Гости не выезжали из их дома; то были большей частию мужчины. Сара не очень любила дамское общество.
— Я тогда только полюблю дамское общество, — говорила она, — когда оно отречется от китайских форм.
Однакож она смутно чувствовала, что ей чего-то недостает; кокетничала со всеми и в то же время осыпала своих воздыхателей самыми злыми насмешками. Все казались ей трусами, неповоротливыми, безжизненными; тот слишком нежен, тот холоден. Ни один из окружавших ее молодых людей не нравился ей.
— Я хочу любить мужчину, а не девушку с пансионскими манерами в мужском платье, — говорила она.
Тоска Сары высказывалась дико и часто страшно; в недобрые минуты она разрушала все, что ей нравилось, что было дорого. Раз она приказала вывести свою любимую лошадь, молодую и очень горячую. Навязав ей колокольчиков и бубенчиков на гриву и хвост, с криками пустили ее в поле. Лошадь делала страшные прыжки, бесилась, ржала и, наконец, с пеной у рта помчалась к лесу. Сара судорожно смеялась, ноздри ее расширялись, глаза делались огромными и страшно блестели. Но когда лошадь исчезла в лесу, она испугалась и велела всей дворне искать ее. Лошадь нашли во рву с переломленной ногой. Сара злилась, зачем не умели сберечь ее, и горько плакала.

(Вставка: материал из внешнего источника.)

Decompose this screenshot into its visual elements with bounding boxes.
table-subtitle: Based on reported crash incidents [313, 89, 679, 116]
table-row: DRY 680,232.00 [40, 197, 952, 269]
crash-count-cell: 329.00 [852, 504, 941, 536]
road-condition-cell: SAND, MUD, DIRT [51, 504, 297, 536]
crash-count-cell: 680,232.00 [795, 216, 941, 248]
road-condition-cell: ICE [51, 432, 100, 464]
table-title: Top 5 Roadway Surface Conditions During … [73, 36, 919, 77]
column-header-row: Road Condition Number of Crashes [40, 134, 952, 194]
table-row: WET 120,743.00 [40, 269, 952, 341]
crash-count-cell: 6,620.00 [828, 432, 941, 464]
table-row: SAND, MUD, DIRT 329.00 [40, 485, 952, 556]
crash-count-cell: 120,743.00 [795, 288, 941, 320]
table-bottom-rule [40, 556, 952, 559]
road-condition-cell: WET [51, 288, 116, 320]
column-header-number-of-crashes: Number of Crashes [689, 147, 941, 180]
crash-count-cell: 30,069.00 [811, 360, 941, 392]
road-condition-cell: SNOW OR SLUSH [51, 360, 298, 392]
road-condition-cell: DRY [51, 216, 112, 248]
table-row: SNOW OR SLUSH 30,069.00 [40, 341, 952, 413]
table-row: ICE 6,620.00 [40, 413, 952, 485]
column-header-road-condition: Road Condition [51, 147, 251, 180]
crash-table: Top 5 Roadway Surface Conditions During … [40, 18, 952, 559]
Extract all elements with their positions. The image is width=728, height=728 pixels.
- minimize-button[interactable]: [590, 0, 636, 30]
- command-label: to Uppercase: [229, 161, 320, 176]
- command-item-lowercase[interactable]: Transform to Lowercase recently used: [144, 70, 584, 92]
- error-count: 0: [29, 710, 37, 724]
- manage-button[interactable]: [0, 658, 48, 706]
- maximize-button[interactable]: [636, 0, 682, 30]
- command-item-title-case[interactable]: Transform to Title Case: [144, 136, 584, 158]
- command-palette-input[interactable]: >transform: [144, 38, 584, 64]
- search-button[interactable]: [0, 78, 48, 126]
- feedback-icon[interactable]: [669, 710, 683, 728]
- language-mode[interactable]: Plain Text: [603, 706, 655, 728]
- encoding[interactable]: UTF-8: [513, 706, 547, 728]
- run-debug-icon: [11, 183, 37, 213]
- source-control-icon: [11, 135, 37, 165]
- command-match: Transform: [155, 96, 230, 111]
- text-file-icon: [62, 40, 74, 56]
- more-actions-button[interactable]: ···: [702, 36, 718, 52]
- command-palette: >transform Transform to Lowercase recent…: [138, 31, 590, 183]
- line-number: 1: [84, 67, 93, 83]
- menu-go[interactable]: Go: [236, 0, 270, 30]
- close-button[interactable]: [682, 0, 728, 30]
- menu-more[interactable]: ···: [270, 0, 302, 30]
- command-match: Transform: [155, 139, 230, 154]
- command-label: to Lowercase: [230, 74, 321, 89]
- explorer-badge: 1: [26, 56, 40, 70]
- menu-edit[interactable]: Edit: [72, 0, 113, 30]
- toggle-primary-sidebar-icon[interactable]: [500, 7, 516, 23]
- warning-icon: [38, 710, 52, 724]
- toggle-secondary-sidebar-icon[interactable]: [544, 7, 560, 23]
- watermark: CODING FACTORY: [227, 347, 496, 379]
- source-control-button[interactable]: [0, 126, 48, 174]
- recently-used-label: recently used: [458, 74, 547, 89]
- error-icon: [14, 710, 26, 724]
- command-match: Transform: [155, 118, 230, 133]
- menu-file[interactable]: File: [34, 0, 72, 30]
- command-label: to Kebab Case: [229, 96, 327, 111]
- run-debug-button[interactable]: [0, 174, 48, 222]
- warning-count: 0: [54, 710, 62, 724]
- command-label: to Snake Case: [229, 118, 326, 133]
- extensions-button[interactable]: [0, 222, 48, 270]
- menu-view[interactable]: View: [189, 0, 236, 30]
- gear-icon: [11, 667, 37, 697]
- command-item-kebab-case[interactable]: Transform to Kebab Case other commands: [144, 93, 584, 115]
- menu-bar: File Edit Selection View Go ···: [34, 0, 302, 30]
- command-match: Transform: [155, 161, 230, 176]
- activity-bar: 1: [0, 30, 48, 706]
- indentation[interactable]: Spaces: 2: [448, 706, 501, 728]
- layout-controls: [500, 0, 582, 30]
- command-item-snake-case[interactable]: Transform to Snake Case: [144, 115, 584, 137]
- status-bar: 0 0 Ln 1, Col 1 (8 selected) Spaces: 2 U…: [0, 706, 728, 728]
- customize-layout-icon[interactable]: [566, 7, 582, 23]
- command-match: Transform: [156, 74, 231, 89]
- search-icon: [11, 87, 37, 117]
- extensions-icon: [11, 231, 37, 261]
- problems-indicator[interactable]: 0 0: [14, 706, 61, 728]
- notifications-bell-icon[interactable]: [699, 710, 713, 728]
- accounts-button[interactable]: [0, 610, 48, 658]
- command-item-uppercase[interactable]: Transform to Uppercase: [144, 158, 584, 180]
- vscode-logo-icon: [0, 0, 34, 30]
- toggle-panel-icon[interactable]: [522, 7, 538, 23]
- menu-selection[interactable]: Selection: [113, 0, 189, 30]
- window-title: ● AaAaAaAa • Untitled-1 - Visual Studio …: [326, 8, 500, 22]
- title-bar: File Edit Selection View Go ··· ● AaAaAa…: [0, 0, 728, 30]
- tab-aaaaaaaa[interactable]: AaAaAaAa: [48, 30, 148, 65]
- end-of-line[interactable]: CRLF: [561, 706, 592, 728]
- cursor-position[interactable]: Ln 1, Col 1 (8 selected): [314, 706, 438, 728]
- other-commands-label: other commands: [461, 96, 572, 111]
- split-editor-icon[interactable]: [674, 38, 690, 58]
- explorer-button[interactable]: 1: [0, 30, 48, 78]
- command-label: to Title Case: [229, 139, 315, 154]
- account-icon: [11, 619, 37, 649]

Часто, рассердившись на горничную, она выгоняла ее. Тогда горбун, одевшись, по старой памяти, в женское платье, входил к Саре, приседал и рекомендовал себя как отличную горничную. Гнев Сары в минуту проходил, она смеялась и позволяла горбуну чесать себе голову, одевать свои маленькие бесподобные ножки. Горбун обходился с волосами Сары, как самый искусный парикмахер.
Сара, даже рассерженная, когда никто не смел подойти к ней, выносила присутствие горбуна; часто даже призывала его. Если муж долго не приезжал, горбун обязан был сидеть у кровати Сары и убаюкивать ее сказками.
На Сару находили дни, когда она просто превращалась в ребенка: робко оглядывалась кругом, всего трусила, ни на шаг не отпускала от себя горбуна; а ночью приказывала ярко освещать свою спальню, и вся дворня пировала перед ее окнами, плясала и пела. К этим странностям все в доме привыкли. Сара была добра, в домашние мелочи не входила, и прислуга была очень довольна, что взбалмошная госпожа не требует особенного порядка.
Однажды Саре вздумалось осмотреть старый сад. Горбун был ее чичероне. Он знал каждый уголок и передавал ей все местные случаи и предания. Осмотрев сад, Сара пожелала итти в старый дом. Горбун заметил ей, что в нем опасно ходить: стены и потолки часто обрушиваются; но его замечание только сильнее разожгло желание Сары.
— Я хочу видеть весь дом! — настойчиво сказала она. — Веди меня!
Горбун знал, что нет средств остановить ее, если уж она сказала «хочу», и повиновался.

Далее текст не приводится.